By the following day every suspicion had been confirmed: Peregrine had indeed been in Barbara’s company. He had made one of a party bound for the neighbourhood of Hal, and had picnicked there on the banks of the Senne, returning home only with the dawn. To make matters worse, it had been he whom Barbara had chosen to escort her in her phaeton. Every gossiping tongue in Brussels was wagging; Harriet had received no less than five morning calls from thoughtful acquaintances who feared she might not have heard the news; and more than one matron had felt it to be her duty to warn Judith of her young brother’s infatuation. Loyalty compelled Judith to make light of the affair, but by noon her patience had become so worn that the only person towards whom her sympathy continued to be extended was Charles Audley.
He had not made one of the picnic party, and from the circumstance of his being employed by the Duke all the following morning it was some time before any echo of the gossip came to his ears. It reached him in the end through the agency of Sir Colin Campbell, the Commandant, who, not supposing him to be within earshot, said in his terse fashion to Gordon: ‘The news is all over town that that young woman of Audley’s is breaking up the Taverner household.’
‘Good God, Sir, you don’t meant it? Confound her, why can’t she give Charles a little peace?’
Sir Colin grunted. ‘He’ll be well rid of her,’ he said dourly. He turned, and saw Colonel Audley standing perfectly still in the doorway. ‘The devil!’ he ejaculated. ‘Well, you were not meant to hear, but since you have heard there’s no helping it now. I’m away to see the Mayor.’

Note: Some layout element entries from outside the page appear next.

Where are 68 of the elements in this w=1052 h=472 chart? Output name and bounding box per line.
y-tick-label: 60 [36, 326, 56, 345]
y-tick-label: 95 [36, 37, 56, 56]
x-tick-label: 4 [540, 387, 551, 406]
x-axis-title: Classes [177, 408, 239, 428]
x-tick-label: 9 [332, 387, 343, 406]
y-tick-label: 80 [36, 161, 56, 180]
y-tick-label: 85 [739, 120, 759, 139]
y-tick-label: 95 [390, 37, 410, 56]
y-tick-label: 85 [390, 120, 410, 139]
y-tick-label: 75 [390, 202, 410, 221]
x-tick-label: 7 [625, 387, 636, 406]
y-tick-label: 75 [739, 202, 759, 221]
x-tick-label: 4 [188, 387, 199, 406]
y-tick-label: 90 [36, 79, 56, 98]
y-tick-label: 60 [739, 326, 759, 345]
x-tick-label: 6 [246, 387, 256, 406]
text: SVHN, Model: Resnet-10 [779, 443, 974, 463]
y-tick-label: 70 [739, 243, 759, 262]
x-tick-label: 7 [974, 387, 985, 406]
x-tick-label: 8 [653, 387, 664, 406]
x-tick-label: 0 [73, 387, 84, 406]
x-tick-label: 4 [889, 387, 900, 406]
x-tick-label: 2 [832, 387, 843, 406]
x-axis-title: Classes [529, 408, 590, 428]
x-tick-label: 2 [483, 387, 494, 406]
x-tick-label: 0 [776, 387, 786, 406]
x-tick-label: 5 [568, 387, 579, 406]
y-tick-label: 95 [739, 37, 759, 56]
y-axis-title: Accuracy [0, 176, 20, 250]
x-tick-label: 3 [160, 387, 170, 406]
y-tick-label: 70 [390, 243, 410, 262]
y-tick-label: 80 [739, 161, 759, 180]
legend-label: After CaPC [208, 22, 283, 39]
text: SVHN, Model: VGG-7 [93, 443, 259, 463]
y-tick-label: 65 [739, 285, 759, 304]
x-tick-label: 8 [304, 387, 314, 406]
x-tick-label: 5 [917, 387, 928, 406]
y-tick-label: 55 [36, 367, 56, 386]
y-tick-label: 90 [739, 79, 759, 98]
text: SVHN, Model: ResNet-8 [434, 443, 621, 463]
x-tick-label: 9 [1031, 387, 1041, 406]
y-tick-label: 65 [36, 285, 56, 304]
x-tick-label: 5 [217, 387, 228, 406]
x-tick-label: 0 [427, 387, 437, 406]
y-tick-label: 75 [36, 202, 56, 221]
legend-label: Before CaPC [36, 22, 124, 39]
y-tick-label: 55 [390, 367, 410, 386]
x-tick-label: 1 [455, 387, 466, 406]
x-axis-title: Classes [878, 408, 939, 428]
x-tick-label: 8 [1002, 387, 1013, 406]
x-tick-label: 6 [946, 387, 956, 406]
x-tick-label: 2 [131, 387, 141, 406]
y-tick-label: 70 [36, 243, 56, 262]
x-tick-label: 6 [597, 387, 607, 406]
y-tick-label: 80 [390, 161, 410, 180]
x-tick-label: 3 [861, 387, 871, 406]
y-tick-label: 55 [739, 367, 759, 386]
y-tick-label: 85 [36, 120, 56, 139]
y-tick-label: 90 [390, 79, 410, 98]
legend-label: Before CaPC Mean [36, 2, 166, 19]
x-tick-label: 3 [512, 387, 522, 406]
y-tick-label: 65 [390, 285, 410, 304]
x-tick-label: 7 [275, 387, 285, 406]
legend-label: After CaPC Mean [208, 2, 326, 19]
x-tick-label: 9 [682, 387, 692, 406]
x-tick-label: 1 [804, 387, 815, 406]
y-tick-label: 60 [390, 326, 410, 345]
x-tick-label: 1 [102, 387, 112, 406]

Colonel Audley stood aside to allow him to pass out of the room, and then shut the door, and said quietly: ‘What’s all this nonsense, Gordon?’
‘My dear fellow, I don’t know! Some cock-and-bull story old Campbell has picked up—probably from a Belgian, which would account for its being thoroughly garbled. Did I tell you that I found him bewildering the maître d’hôtel the other day over the correct way to lay a table? He kept on saying: “Beefsteak, venez ici! Petty-patties, allez là!” till the poor man thought he was quite mad.’